Can you please explain why this happens?
This is a mockup script to illustrate the issue:
import sys
import signal
from optparse import OptionParser
class TestClass(object):
def __init__(self,
del_self):
self.del_self = del_self
print "__init__ with del_self = %s" % self.del_self
def __del__(self):
print "Now performing usual cleanup."
def signal_handler(self, arg_1, arg_2):
print "Received signal. Now performing unusual cleanup."
# Unusual cleanup
print "Did unusual cleanup"
if self.del_self:
print("Doing del self")
del self
else:
print("Doing self.__del__()")
self.__del__()
sys.exit(0)
if __name__ == '__main__':
arguments = sys.argv[1:]
parse = OptionParser("Test.")
parse.add_option(
"-d",
"--delself",
help="Set del self.",
type="int",
default=1
)
(options, _) = parse.parse_args()
print "Options: %s" % options
tc = TestClass(del_self=options.delself)
signal.signal(signal.SIGQUIT, tc.signal_handler)
while True:
pass
If I ran the script with:
python deltest.py --delself 1
And issue killall -3 python
I get:
Received signal. Now performing unusual cleanup.
Did unusual cleanup
Doing del self
Now performing usual cleanup.
Where as, if I do python deltest.py --delself 0
again followed by the kill signal, i get:
Received signal. Now performing unusual cleanup.
Did unusual cleanup
Doing self.__del__()
Now performing usual cleanup.
Now performing usual cleanup.
Why is the __del__
method executed twice in this case?
Thanks!
In object-oriented programming, A destructor is called when an object is deleted or destroyed. Destructor is used to perform the clean-up activity before destroying the object, such as closing database connections or filehandle. In Python we use __del__() method to perform clean-up task before deleting the object.

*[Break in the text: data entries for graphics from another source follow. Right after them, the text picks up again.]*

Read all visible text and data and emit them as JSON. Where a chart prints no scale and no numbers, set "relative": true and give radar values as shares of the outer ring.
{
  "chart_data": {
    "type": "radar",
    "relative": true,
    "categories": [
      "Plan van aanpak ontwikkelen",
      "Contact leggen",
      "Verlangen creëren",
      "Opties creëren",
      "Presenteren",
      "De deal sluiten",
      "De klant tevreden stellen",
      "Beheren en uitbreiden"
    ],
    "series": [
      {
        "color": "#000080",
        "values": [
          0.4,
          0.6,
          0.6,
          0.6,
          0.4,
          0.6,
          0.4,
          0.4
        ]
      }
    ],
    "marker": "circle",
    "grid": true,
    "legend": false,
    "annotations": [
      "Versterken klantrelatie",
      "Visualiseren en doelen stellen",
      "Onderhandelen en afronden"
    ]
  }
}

__del__ is a destructor method which is called as soon as all references of the object are deleted i.e when an object is garbage collected. Example: Here is the simple example of destructor. By using del keyword we deleted the all references of object 'obj', therefore destructor invoked automatically.

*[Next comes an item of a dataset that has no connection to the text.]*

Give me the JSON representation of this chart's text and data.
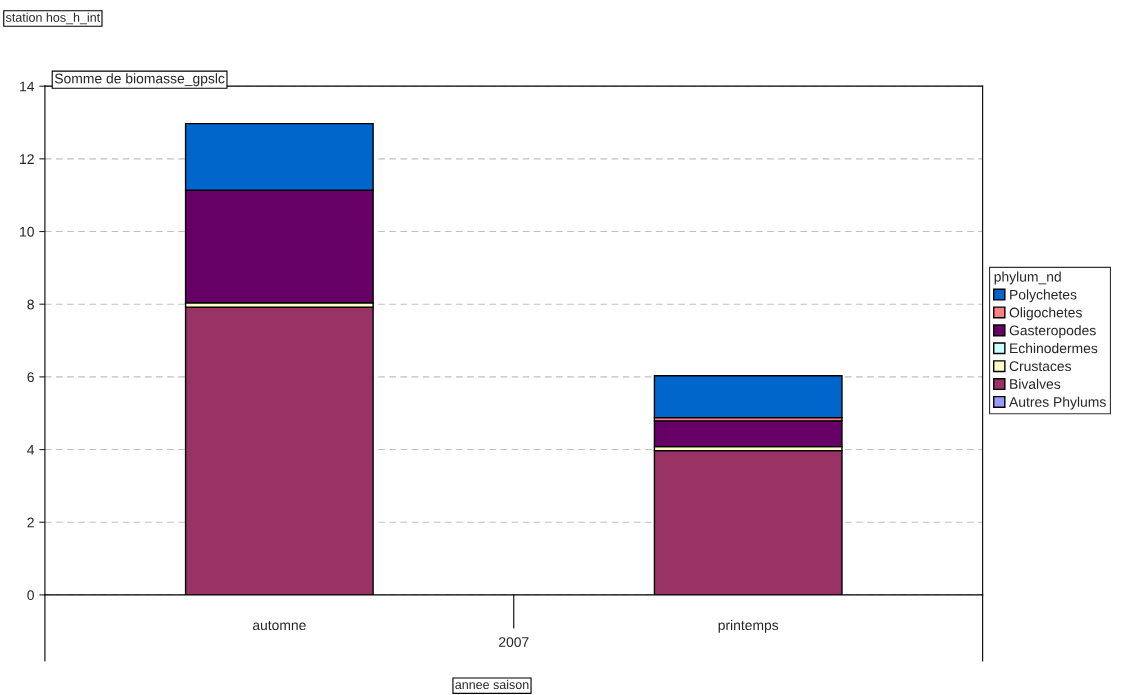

'self' is only a reference to the object. 'del self' is deleting the 'self' reference from the local namespace of the kill function, instead of the actual object.

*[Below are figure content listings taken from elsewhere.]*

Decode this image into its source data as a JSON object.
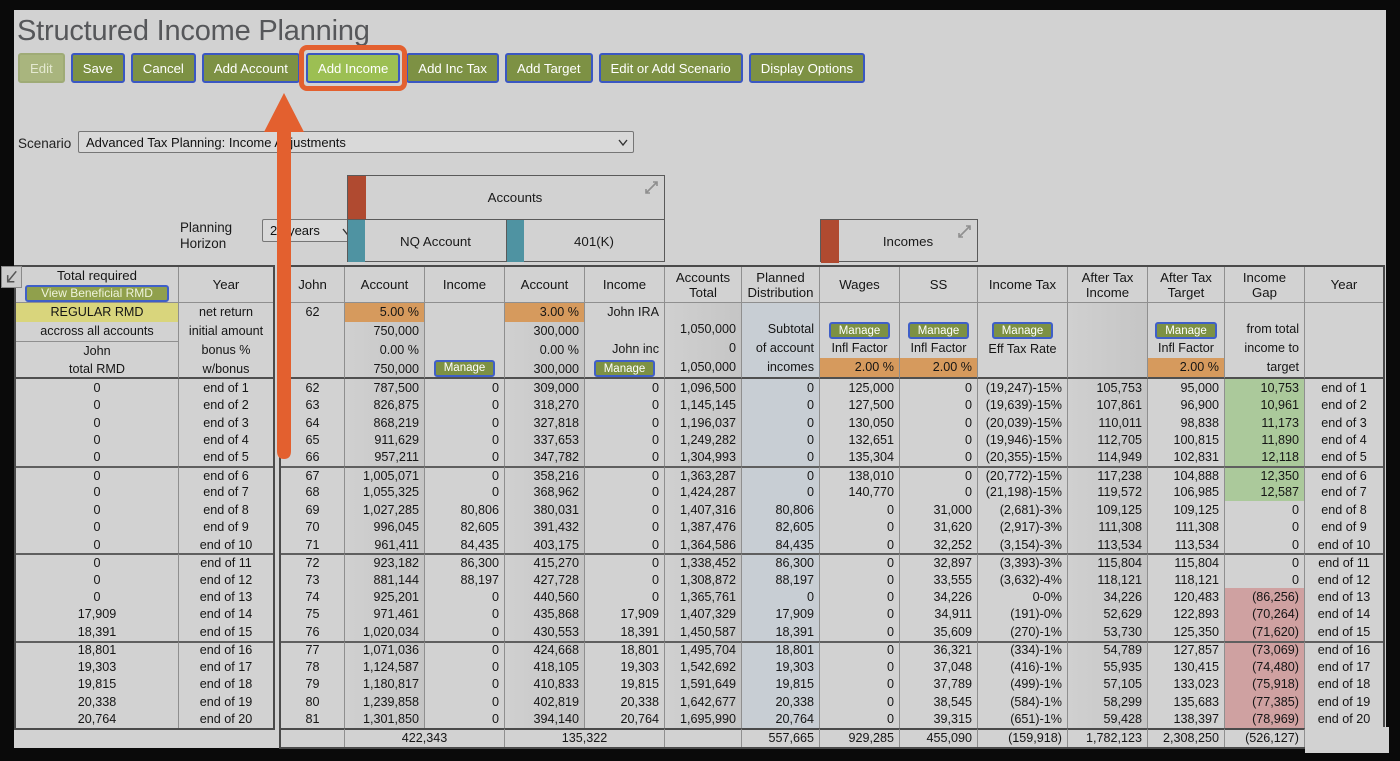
{
  "title": "Structured Income Planning",
  "toolbar": {
    "buttons": [
      {
        "label": "Edit",
        "disabled": true
      },
      {
        "label": "Save"
      },
      {
        "label": "Cancel"
      },
      {
        "label": "Add Account"
      },
      {
        "label": "Add Income",
        "highlighted": true
      },
      {
        "label": "Add Inc Tax"
      },
      {
        "label": "Add Target"
      },
      {
        "label": "Edit or Add Scenario"
      },
      {
        "label": "Display Options"
      }
    ]
  },
  "scenario": {
    "label": "Scenario",
    "value": "Advanced Tax Planning: Income Adjustments"
  },
  "planning_horizon": {
    "label_line1": "Planning",
    "label_line2": "Horizon",
    "value": "20 years"
  },
  "accounts_panel": {
    "title": "Accounts",
    "groups": [
      "NQ Account",
      "401(K)"
    ]
  },
  "incomes_panel": {
    "title": "Incomes"
  },
  "colors": {
    "highlight_orange": "#e3602f",
    "button_green": "#7d9144",
    "button_active_green": "#9cbf53",
    "panel_red_bar": "#b04a30",
    "panel_teal_bar": "#4f93a2",
    "cell_orange": "#d69a5d",
    "cell_yellow": "#d9d57c",
    "gap_positive_green": "#abc99b",
    "gap_negative_pink": "#cfa1a1"
  },
  "rmd_table": {
    "header_title": "Total required",
    "header_button": "View Beneficial RMD",
    "year_header": "Year",
    "setup_lines": [
      "REGULAR RMD",
      "accross all accounts",
      "John",
      "total RMD"
    ],
    "setup_year_lines": [
      "net return",
      "initial amount",
      "bonus %",
      "w/bonus"
    ],
    "rows": [
      {
        "rmd": "0",
        "year": "end of 1"
      },
      {
        "rmd": "0",
        "year": "end of 2"
      },
      {
        "rmd": "0",
        "year": "end of 3"
      },
      {
        "rmd": "0",
        "year": "end of 4"
      },
      {
        "rmd": "0",
        "year": "end of 5"
      },
      {
        "rmd": "0",
        "year": "end of 6"
      },
      {
        "rmd": "0",
        "year": "end of 7"
      },
      {
        "rmd": "0",
        "year": "end of 8"
      },
      {
        "rmd": "0",
        "year": "end of 9"
      },
      {
        "rmd": "0",
        "year": "end of 10"
      },
      {
        "rmd": "0",
        "year": "end of 11"
      },
      {
        "rmd": "0",
        "year": "end of 12"
      },
      {
        "rmd": "0",
        "year": "end of 13"
      },
      {
        "rmd": "17,909",
        "year": "end of 14"
      },
      {
        "rmd": "18,391",
        "year": "end of 15"
      },
      {
        "rmd": "18,801",
        "year": "end of 16"
      },
      {
        "rmd": "19,303",
        "year": "end of 17"
      },
      {
        "rmd": "19,815",
        "year": "end of 18"
      },
      {
        "rmd": "20,338",
        "year": "end of 19"
      },
      {
        "rmd": "20,764",
        "year": "end of 20"
      }
    ]
  },
  "main_table": {
    "headers": [
      "John",
      "Account",
      "Income",
      "Account",
      "Income",
      "Accounts Total",
      "Planned Distribution",
      "Wages",
      "SS",
      "Income Tax",
      "After Tax Income",
      "After Tax Target",
      "Income Gap",
      "Year"
    ],
    "setup": [
      [
        {
          "t": "62",
          "a": "c"
        },
        null,
        null,
        null
      ],
      [
        {
          "t": "5.00 %",
          "bg": "o"
        },
        {
          "t": "750,000"
        },
        {
          "t": "0.00 %"
        },
        {
          "t": "750,000"
        }
      ],
      [
        null,
        null,
        null,
        {
          "t": "Manage",
          "btn": true
        }
      ],
      [
        {
          "t": "3.00 %",
          "bg": "o"
        },
        {
          "t": "300,000"
        },
        {
          "t": "0.00 %"
        },
        {
          "t": "300,000"
        }
      ],
      [
        {
          "t": "John IRA"
        },
        null,
        {
          "t": "John inc"
        },
        {
          "t": "Manage",
          "btn": true
        }
      ],
      [
        null,
        {
          "t": "1,050,000"
        },
        {
          "t": "0"
        },
        {
          "t": "1,050,000"
        }
      ],
      [
        null,
        {
          "t": "Subtotal"
        },
        {
          "t": "of account"
        },
        {
          "t": "incomes"
        }
      ],
      [
        null,
        {
          "t": "Manage",
          "btn": true
        },
        {
          "t": "Infl Factor",
          "a": "c"
        },
        {
          "t": "2.00 %",
          "bg": "o"
        }
      ],
      [
        null,
        {
          "t": "Manage",
          "btn": true
        },
        {
          "t": "Infl Factor",
          "a": "c"
        },
        {
          "t": "2.00 %",
          "bg": "o"
        }
      ],
      [
        null,
        {
          "t": "Manage",
          "btn": true
        },
        {
          "t": "Eff Tax Rate",
          "a": "c"
        },
        null
      ],
      [
        null,
        null,
        null,
        null
      ],
      [
        null,
        {
          "t": "Manage",
          "btn": true
        },
        {
          "t": "Infl Factor",
          "a": "c"
        },
        {
          "t": "2.00 %",
          "bg": "o"
        }
      ],
      [
        null,
        {
          "t": "from total"
        },
        {
          "t": "income to"
        },
        {
          "t": "target"
        }
      ],
      [
        null,
        null,
        null,
        null
      ]
    ],
    "rows": [
      [
        "62",
        "787,500",
        "0",
        "309,000",
        "0",
        "1,096,500",
        "0",
        "125,000",
        "0",
        "(19,247)-15%",
        "105,753",
        "95,000",
        "10,753",
        "end of 1"
      ],
      [
        "63",
        "826,875",
        "0",
        "318,270",
        "0",
        "1,145,145",
        "0",
        "127,500",
        "0",
        "(19,639)-15%",
        "107,861",
        "96,900",
        "10,961",
        "end of 2"
      ],
      [
        "64",
        "868,219",
        "0",
        "327,818",
        "0",
        "1,196,037",
        "0",
        "130,050",
        "0",
        "(20,039)-15%",
        "110,011",
        "98,838",
        "11,173",
        "end of 3"
      ],
      [
        "65",
        "911,629",
        "0",
        "337,653",
        "0",
        "1,249,282",
        "0",
        "132,651",
        "0",
        "(19,946)-15%",
        "112,705",
        "100,815",
        "11,890",
        "end of 4"
      ],
      [
        "66",
        "957,211",
        "0",
        "347,782",
        "0",
        "1,304,993",
        "0",
        "135,304",
        "0",
        "(20,355)-15%",
        "114,949",
        "102,831",
        "12,118",
        "end of 5"
      ],
      [
        "67",
        "1,005,071",
        "0",
        "358,216",
        "0",
        "1,363,287",
        "0",
        "138,010",
        "0",
        "(20,772)-15%",
        "117,238",
        "104,888",
        "12,350",
        "end of 6"
      ],
      [
        "68",
        "1,055,325",
        "0",
        "368,962",
        "0",
        "1,424,287",
        "0",
        "140,770",
        "0",
        "(21,198)-15%",
        "119,572",
        "106,985",
        "12,587",
        "end of 7"
      ],
      [
        "69",
        "1,027,285",
        "80,806",
        "380,031",
        "0",
        "1,407,316",
        "80,806",
        "0",
        "31,000",
        "(2,681)-3%",
        "109,125",
        "109,125",
        "0",
        "end of 8"
      ],
      [
        "70",
        "996,045",
        "82,605",
        "391,432",
        "0",
        "1,387,476",
        "82,605",
        "0",
        "31,620",
        "(2,917)-3%",
        "111,308",
        "111,308",
        "0",
        "end of 9"
      ],
      [
        "71",
        "961,411",
        "84,435",
        "403,175",
        "0",
        "1,364,586",
        "84,435",
        "0",
        "32,252",
        "(3,154)-3%",
        "113,534",
        "113,534",
        "0",
        "end of 10"
      ],
      [
        "72",
        "923,182",
        "86,300",
        "415,270",
        "0",
        "1,338,452",
        "86,300",
        "0",
        "32,897",
        "(3,393)-3%",
        "115,804",
        "115,804",
        "0",
        "end of 11"
      ],
      [
        "73",
        "881,144",
        "88,197",
        "427,728",
        "0",
        "1,308,872",
        "88,197",
        "0",
        "33,555",
        "(3,632)-4%",
        "118,121",
        "118,121",
        "0",
        "end of 12"
      ],
      [
        "74",
        "925,201",
        "0",
        "440,560",
        "0",
        "1,365,761",
        "0",
        "0",
        "34,226",
        "0-0%",
        "34,226",
        "120,483",
        "(86,256)",
        "end of 13"
      ],
      [
        "75",
        "971,461",
        "0",
        "435,868",
        "17,909",
        "1,407,329",
        "17,909",
        "0",
        "34,911",
        "(191)-0%",
        "52,629",
        "122,893",
        "(70,264)",
        "end of 14"
      ],
      [
        "76",
        "1,020,034",
        "0",
        "430,553",
        "18,391",
        "1,450,587",
        "18,391",
        "0",
        "35,609",
        "(270)-1%",
        "53,730",
        "125,350",
        "(71,620)",
        "end of 15"
      ],
      [
        "77",
        "1,071,036",
        "0",
        "424,668",
        "18,801",
        "1,495,704",
        "18,801",
        "0",
        "36,321",
        "(334)-1%",
        "54,789",
        "127,857",
        "(73,069)",
        "end of 16"
      ],
      [
        "78",
        "1,124,587",
        "0",
        "418,105",
        "19,303",
        "1,542,692",
        "19,303",
        "0",
        "37,048",
        "(416)-1%",
        "55,935",
        "130,415",
        "(74,480)",
        "end of 17"
      ],
      [
        "79",
        "1,180,817",
        "0",
        "410,833",
        "19,815",
        "1,591,649",
        "19,815",
        "0",
        "37,789",
        "(499)-1%",
        "57,105",
        "133,023",
        "(75,918)",
        "end of 18"
      ],
      [
        "80",
        "1,239,858",
        "0",
        "402,819",
        "20,338",
        "1,642,677",
        "20,338",
        "0",
        "38,545",
        "(584)-1%",
        "58,299",
        "135,683",
        "(77,385)",
        "end of 19"
      ],
      [
        "81",
        "1,301,850",
        "0",
        "394,140",
        "20,764",
        "1,695,990",
        "20,764",
        "0",
        "39,315",
        "(651)-1%",
        "59,428",
        "138,397",
        "(78,969)",
        "end of 20"
      ]
    ],
    "totals": {
      "nq_income": "422,343",
      "k401_income": "135,322",
      "planned_distribution": "557,665",
      "wages": "929,285",
      "ss": "455,090",
      "income_tax": "(159,918)",
      "after_tax_income": "1,782,123",
      "after_tax_target": "2,308,250",
      "income_gap": "(526,127)"
    }
  }
}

self represents the instance of the class. By using the “self” we can access the attributes and methods of the class in python. It binds the attributes with the given arguments. The reason you need to use self. is because Python does not use the @ syntax to refer to instance attributes.
del self
does almost nothing -- it only deletes the local variable that is named self
. But as that isn't the last reference to the instance (whatever called this method also still has a reference, at least) the object will continue to exist.
Calling __del__
manually also achieves nothing except for running that method; it doesn't delete anything.
What does work is removing the last reference to an object: in this case, del tc
inside the main method would have remove that last reference, as far as I can see. Then the object would have been garbage collected, and then Python calls __del__
.
So that's why __del__
happens twice: one time when you call it manually as a normal function, and one time when the object is garbage collected when the program ends.